Plusieurs échéances de loyer n’ayant pas été payées, un commandement de payer rappelant la clause résolutoire insérée au bail a été délivré aux époux [P] le 16 mai 2025 pour obtenir paiement d’une somme de 11644, 83 Euros au principal.
Ledit commandement étant demeuré partiellement infructueux, par acte d’huissier du 22 juillet 2025, la SCI BCF a fait assigner Monsieur [O] [P] et Madame [R] [P] devant le tribunal de céans aux fins de :
A titre principal,
— Constater l’acquisition de la clause résolutoire contenue au bail à effet au 28 juin 2021, et constater la résiliation du bail à compter du 16 juillet 2025,
A titre subsidiaire,
— prononcer la résiliation judiciaire du bail à compter de la signification de l’assignation,
En conséquence,
— Ordonner l’expulsion de Monsieur [O] [P] et Madame [R] [P] ainsi que tout occupant de leur chef, avec si nécessaire l’assistance de la force publique et d’un serrurier,
— Condamner solidairement Monsieur [O] [P] et Madame [R] [P] à lui payer la somme de 7 994, 53 Euros au titre des loyers, charges et indemnité d’occupation suivant décompte arrêté au terme du mois de juillet 2025 inclus avec intérêt au taux légal à compter du 16 mai 2025, date du commandement de payer, et ce jusqu’à parfait règlement des sommes dues,
— Dire que le sort des meubles sera régi conformément aux dispositions des articles L. 433-1 et L. 433-2 du Code des procédures civiles d’exécution,
— Condamner solidairement Monsieur [O] [P] et Madame [R] [P] à lui verser une indemnité d’occupation mensuelle égale au montant du dernier loyer mensuel indexé majoré des charges à compter de la date d’acquisition de la clause résolutoire ou du prononcé de la résiliation, et jusqu’à libération complète des lieux,
— Dire n’y avoir lieu à écarter l’exécution provisoire de droit,
— Condamner solidairement Monsieur [O] [P] et Madame [R] [P] à lui payer une somme de 2000 Euros sur le fondement de l’article 700 du code de procédure civile,
— les condamner solidairement aux entiers dépens comprenant le coût du commandement de payer, et autres frais nécessaires à la mise en œuvre de la procédure et de la décision à intervenir.
L’affaire a été plaidée à l’audience du 17 octobre 2025 :
La SCI BCF représentée par son conseil, maintient ses demandes et actualise sa dette à la somme de 3 430, 06 euros.
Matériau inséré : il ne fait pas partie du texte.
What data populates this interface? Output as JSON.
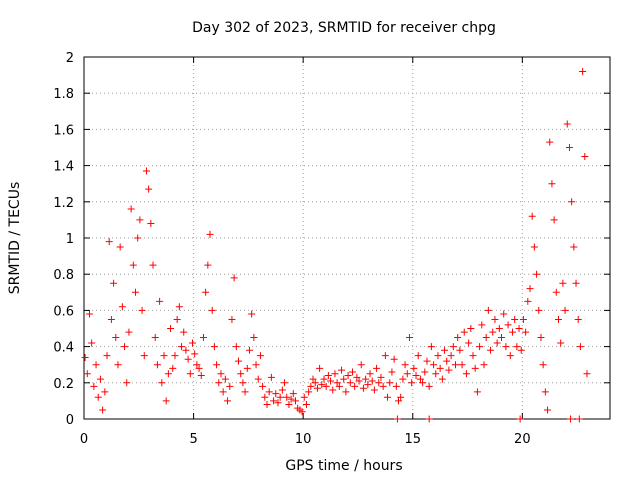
{
  "chart_data": {
    "type": "scatter",
    "title": "Day 302 of 2023, SRMTID for receiver chpg",
    "xlabel": "GPS time / hours",
    "ylabel": "SRMTID / TECUs",
    "xlim": [
      0,
      24
    ],
    "ylim": [
      0,
      2
    ],
    "xticks": [
      0,
      5,
      10,
      15,
      20
    ],
    "xtick_labels": [
      "0",
      "5",
      "10",
      "15",
      "20"
    ],
    "yticks": [
      0,
      0.2,
      0.4,
      0.6,
      0.8,
      1,
      1.2,
      1.4,
      1.6,
      1.8,
      2
    ],
    "ytick_labels": [
      "0",
      "0.2",
      "0.4",
      "0.6",
      "0.8",
      "1",
      "1.2",
      "1.4",
      "1.6",
      "1.8",
      "2"
    ],
    "grid": true,
    "marker": "+",
    "color": "#ff0000",
    "series": [
      {
        "name": "SRMTID",
        "points": [
          [
            0.05,
            0.34
          ],
          [
            0.15,
            0.25
          ],
          [
            0.25,
            0.58
          ],
          [
            0.35,
            0.42
          ],
          [
            0.45,
            0.18
          ],
          [
            0.55,
            0.3
          ],
          [
            0.65,
            0.12
          ],
          [
            0.75,
            0.22
          ],
          [
            0.85,
            0.05
          ],
          [
            0.95,
            0.15
          ],
          [
            1.05,
            0.35
          ],
          [
            1.15,
            0.98
          ],
          [
            1.25,
            0.55
          ],
          [
            1.35,
            0.75
          ],
          [
            1.45,
            0.45
          ],
          [
            1.55,
            0.3
          ],
          [
            1.65,
            0.95
          ],
          [
            1.75,
            0.62
          ],
          [
            1.85,
            0.4
          ],
          [
            1.95,
            0.2
          ],
          [
            2.05,
            0.48
          ],
          [
            2.15,
            1.16
          ],
          [
            2.25,
            0.85
          ],
          [
            2.35,
            0.7
          ],
          [
            2.45,
            1.0
          ],
          [
            2.55,
            1.1
          ],
          [
            2.65,
            0.6
          ],
          [
            2.75,
            0.35
          ],
          [
            2.85,
            1.37
          ],
          [
            2.95,
            1.27
          ],
          [
            3.05,
            1.08
          ],
          [
            3.15,
            0.85
          ],
          [
            3.25,
            0.45
          ],
          [
            3.35,
            0.3
          ],
          [
            3.45,
            0.65
          ],
          [
            3.55,
            0.2
          ],
          [
            3.65,
            0.35
          ],
          [
            3.75,
            0.1
          ],
          [
            3.85,
            0.25
          ],
          [
            3.95,
            0.5
          ],
          [
            4.05,
            0.28
          ],
          [
            4.15,
            0.35
          ],
          [
            4.25,
            0.55
          ],
          [
            4.35,
            0.62
          ],
          [
            4.45,
            0.4
          ],
          [
            4.55,
            0.48
          ],
          [
            4.65,
            0.38
          ],
          [
            4.75,
            0.33
          ],
          [
            4.85,
            0.25
          ],
          [
            4.95,
            0.42
          ],
          [
            5.05,
            0.36
          ],
          [
            5.15,
            0.3
          ],
          [
            5.25,
            0.28
          ],
          [
            5.35,
            0.24
          ],
          [
            5.45,
            0.45
          ],
          [
            5.55,
            0.7
          ],
          [
            5.65,
            0.85
          ],
          [
            5.75,
            1.02
          ],
          [
            5.85,
            0.6
          ],
          [
            5.95,
            0.4
          ],
          [
            6.05,
            0.3
          ],
          [
            6.15,
            0.2
          ],
          [
            6.25,
            0.25
          ],
          [
            6.35,
            0.15
          ],
          [
            6.45,
            0.22
          ],
          [
            6.55,
            0.1
          ],
          [
            6.65,
            0.18
          ],
          [
            6.75,
            0.55
          ],
          [
            6.85,
            0.78
          ],
          [
            6.95,
            0.4
          ],
          [
            7.05,
            0.32
          ],
          [
            7.15,
            0.25
          ],
          [
            7.25,
            0.2
          ],
          [
            7.35,
            0.15
          ],
          [
            7.45,
            0.28
          ],
          [
            7.55,
            0.38
          ],
          [
            7.65,
            0.58
          ],
          [
            7.75,
            0.45
          ],
          [
            7.85,
            0.3
          ],
          [
            7.95,
            0.22
          ],
          [
            8.05,
            0.35
          ],
          [
            8.15,
            0.18
          ],
          [
            8.25,
            0.12
          ],
          [
            8.35,
            0.08
          ],
          [
            8.45,
            0.15
          ],
          [
            8.55,
            0.23
          ],
          [
            8.65,
            0.1
          ],
          [
            8.75,
            0.14
          ],
          [
            8.85,
            0.09
          ],
          [
            8.95,
            0.12
          ],
          [
            9.05,
            0.16
          ],
          [
            9.15,
            0.2
          ],
          [
            9.25,
            0.12
          ],
          [
            9.35,
            0.08
          ],
          [
            9.45,
            0.11
          ],
          [
            9.55,
            0.14
          ],
          [
            9.65,
            0.1
          ],
          [
            9.75,
            0.06
          ],
          [
            9.85,
            0.05
          ],
          [
            9.95,
            0.04
          ],
          [
            10.05,
            0.12
          ],
          [
            10.15,
            0.08
          ],
          [
            10.25,
            0.15
          ],
          [
            10.35,
            0.18
          ],
          [
            10.45,
            0.22
          ],
          [
            10.55,
            0.2
          ],
          [
            10.65,
            0.17
          ],
          [
            10.75,
            0.28
          ],
          [
            10.85,
            0.19
          ],
          [
            10.95,
            0.22
          ],
          [
            11.05,
            0.18
          ],
          [
            11.15,
            0.24
          ],
          [
            11.25,
            0.21
          ],
          [
            11.35,
            0.16
          ],
          [
            11.45,
            0.25
          ],
          [
            11.55,
            0.2
          ],
          [
            11.65,
            0.18
          ],
          [
            11.75,
            0.27
          ],
          [
            11.85,
            0.22
          ],
          [
            11.95,
            0.15
          ],
          [
            12.05,
            0.24
          ],
          [
            12.15,
            0.2
          ],
          [
            12.25,
            0.26
          ],
          [
            12.35,
            0.18
          ],
          [
            12.45,
            0.23
          ],
          [
            12.55,
            0.21
          ],
          [
            12.65,
            0.3
          ],
          [
            12.75,
            0.17
          ],
          [
            12.85,
            0.22
          ],
          [
            12.95,
            0.19
          ],
          [
            13.05,
            0.25
          ],
          [
            13.15,
            0.21
          ],
          [
            13.25,
            0.16
          ],
          [
            13.35,
            0.28
          ],
          [
            13.45,
            0.2
          ],
          [
            13.55,
            0.23
          ],
          [
            13.65,
            0.18
          ],
          [
            13.75,
            0.35
          ],
          [
            13.85,
            0.12
          ],
          [
            13.95,
            0.2
          ],
          [
            14.05,
            0.26
          ],
          [
            14.15,
            0.33
          ],
          [
            14.25,
            0.18
          ],
          [
            14.35,
            0.1
          ],
          [
            14.45,
            0.12
          ],
          [
            14.55,
            0.22
          ],
          [
            14.65,
            0.3
          ],
          [
            14.75,
            0.25
          ],
          [
            14.85,
            0.45
          ],
          [
            14.95,
            0.2
          ],
          [
            15.05,
            0.28
          ],
          [
            15.15,
            0.24
          ],
          [
            15.25,
            0.35
          ],
          [
            15.35,
            0.22
          ],
          [
            15.45,
            0.2
          ],
          [
            15.55,
            0.26
          ],
          [
            15.65,
            0.32
          ],
          [
            15.75,
            0.18
          ],
          [
            15.85,
            0.4
          ],
          [
            15.95,
            0.3
          ],
          [
            16.05,
            0.25
          ],
          [
            16.15,
            0.35
          ],
          [
            16.25,
            0.28
          ],
          [
            16.35,
            0.22
          ],
          [
            16.45,
            0.38
          ],
          [
            16.55,
            0.32
          ],
          [
            16.65,
            0.27
          ],
          [
            16.75,
            0.35
          ],
          [
            16.85,
            0.4
          ],
          [
            16.95,
            0.3
          ],
          [
            17.05,
            0.45
          ],
          [
            17.15,
            0.38
          ],
          [
            17.25,
            0.3
          ],
          [
            17.35,
            0.48
          ],
          [
            17.45,
            0.25
          ],
          [
            17.55,
            0.42
          ],
          [
            17.65,
            0.5
          ],
          [
            17.75,
            0.35
          ],
          [
            17.85,
            0.28
          ],
          [
            17.95,
            0.15
          ],
          [
            18.05,
            0.4
          ],
          [
            18.15,
            0.52
          ],
          [
            18.25,
            0.3
          ],
          [
            18.35,
            0.45
          ],
          [
            18.45,
            0.6
          ],
          [
            18.55,
            0.38
          ],
          [
            18.65,
            0.48
          ],
          [
            18.75,
            0.55
          ],
          [
            18.85,
            0.42
          ],
          [
            18.95,
            0.5
          ],
          [
            19.05,
            0.45
          ],
          [
            19.15,
            0.58
          ],
          [
            19.25,
            0.4
          ],
          [
            19.35,
            0.52
          ],
          [
            19.45,
            0.35
          ],
          [
            19.55,
            0.48
          ],
          [
            19.65,
            0.55
          ],
          [
            19.75,
            0.4
          ],
          [
            19.85,
            0.5
          ],
          [
            19.95,
            0.38
          ],
          [
            20.05,
            0.55
          ],
          [
            20.15,
            0.48
          ],
          [
            20.25,
            0.65
          ],
          [
            20.35,
            0.72
          ],
          [
            20.45,
            1.12
          ],
          [
            20.55,
            0.95
          ],
          [
            20.65,
            0.8
          ],
          [
            20.75,
            0.6
          ],
          [
            20.85,
            0.45
          ],
          [
            20.95,
            0.3
          ],
          [
            21.05,
            0.15
          ],
          [
            21.15,
            0.05
          ],
          [
            21.25,
            1.53
          ],
          [
            21.35,
            1.3
          ],
          [
            21.45,
            1.1
          ],
          [
            21.55,
            0.7
          ],
          [
            21.65,
            0.55
          ],
          [
            21.75,
            0.42
          ],
          [
            21.85,
            0.75
          ],
          [
            21.95,
            0.6
          ],
          [
            22.05,
            1.63
          ],
          [
            22.15,
            1.5
          ],
          [
            22.25,
            1.2
          ],
          [
            22.35,
            0.95
          ],
          [
            22.45,
            0.75
          ],
          [
            22.55,
            0.55
          ],
          [
            22.65,
            0.4
          ],
          [
            22.75,
            1.92
          ],
          [
            22.85,
            1.45
          ],
          [
            22.95,
            0.25
          ],
          [
            14.3,
            0
          ],
          [
            15.75,
            0
          ],
          [
            19.9,
            0
          ],
          [
            22.2,
            0
          ],
          [
            22.6,
            0
          ]
        ]
      }
    ]
  }
}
Elle ne s’oppose pas à l’octroi d’un délai de paiement sur trois mois à compter de janvier 2026, sollicite la déchéance du terme, et maintient sa demande au titre de l’article 700 du Code de procédure civile.
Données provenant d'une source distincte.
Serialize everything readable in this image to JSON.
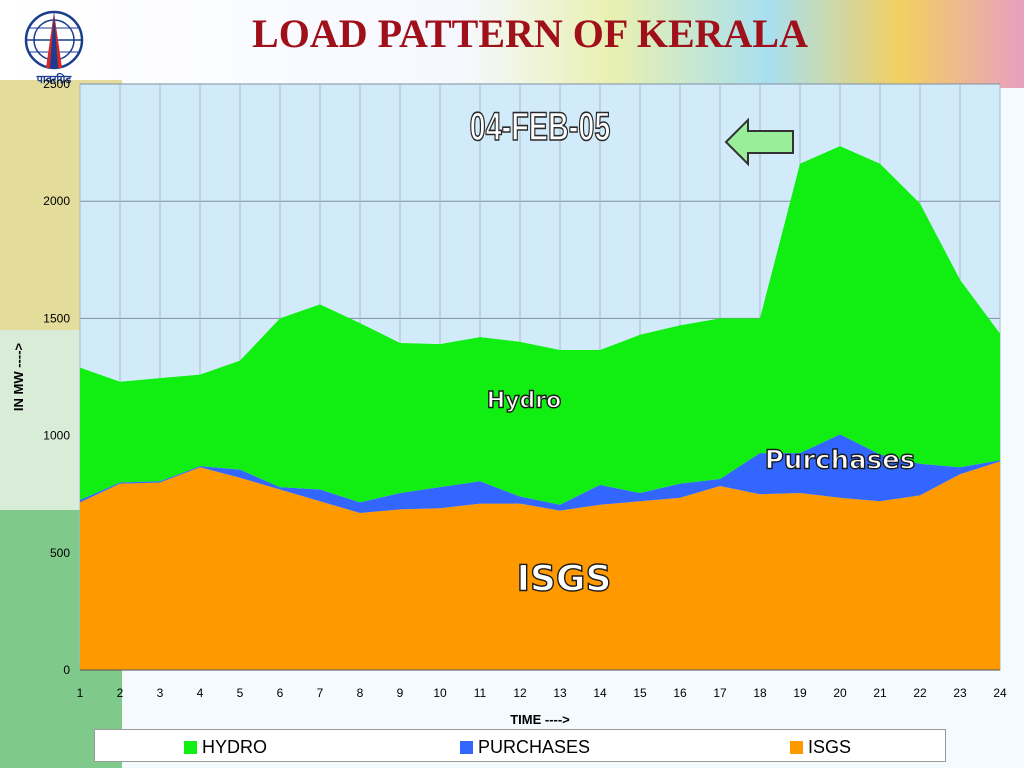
{
  "header": {
    "title": "LOAD PATTERN OF KERALA",
    "logo_text": "पावरग्रिड"
  },
  "colors": {
    "hydro": "#11ee11",
    "purchases": "#3366ff",
    "isgs": "#ff9900",
    "plot_bg": "#d2ebfb",
    "title": "#a0101a",
    "arrow": "#99ee99"
  },
  "chart_data": {
    "type": "area",
    "stacked": true,
    "title": "LOAD PATTERN OF KERALA",
    "date_label": "04-FEB-05",
    "xlabel": "TIME ---->",
    "ylabel": "IN MW ---->",
    "x": [
      1,
      2,
      3,
      4,
      5,
      6,
      7,
      8,
      9,
      10,
      11,
      12,
      13,
      14,
      15,
      16,
      17,
      18,
      19,
      20,
      21,
      22,
      23,
      24
    ],
    "ylim": [
      0,
      2500
    ],
    "yticks": [
      0,
      500,
      1000,
      1500,
      2000,
      2500
    ],
    "grid": true,
    "legend_position": "bottom",
    "series": [
      {
        "name": "ISGS",
        "color_key": "isgs",
        "values": [
          715,
          795,
          800,
          865,
          820,
          770,
          720,
          670,
          685,
          690,
          710,
          710,
          680,
          705,
          720,
          735,
          785,
          750,
          755,
          735,
          720,
          745,
          835,
          890
        ]
      },
      {
        "name": "PURCHASES",
        "color_key": "purchases",
        "values": [
          10,
          5,
          5,
          5,
          35,
          10,
          50,
          45,
          70,
          90,
          95,
          30,
          25,
          85,
          35,
          60,
          30,
          175,
          170,
          270,
          200,
          135,
          30,
          5
        ]
      },
      {
        "name": "HYDRO",
        "color_key": "hydro",
        "values": [
          565,
          430,
          440,
          390,
          465,
          720,
          790,
          765,
          640,
          610,
          615,
          660,
          660,
          575,
          675,
          675,
          685,
          575,
          1235,
          1230,
          1240,
          1110,
          800,
          540
        ]
      }
    ],
    "annotations": [
      {
        "text": "Hydro",
        "x": 12.1,
        "y": 1120,
        "size": 22
      },
      {
        "text": "Purchases",
        "x": 20,
        "y": 860,
        "size": 26
      },
      {
        "text": "ISGS",
        "x": 13.1,
        "y": 340,
        "size": 36
      }
    ],
    "legend": [
      "HYDRO",
      "PURCHASES",
      "ISGS"
    ]
  }
}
Monsieur [O] [P] a comparu et Madame [R] [P] s’est faite représenter par son époux, muni d’un pouvoir.
Il précise qu’ils sont locataires depuis juin 2021 et qu’ils ont toujours honoré le règlement de leurs loyers, à l’exception d’un incident isolé lié à un changement de banque intervenu entre février et mars 2024. Il produit une attestation de bonne foi confirmant qu’ils ont procédé le 16 octobre 2025 au règlement de la somme de 5 202, 06 euros au titre du loyer d’octobre 2025 et de la première tranche de la dette, et qu’ils s’engagent à honorer les deux prochaines échéances prévues dans le cadre de l’échéancier mis en place en accord avec le bailleur.
L’affaire a été mise en délibéré au 5 décembre 2025.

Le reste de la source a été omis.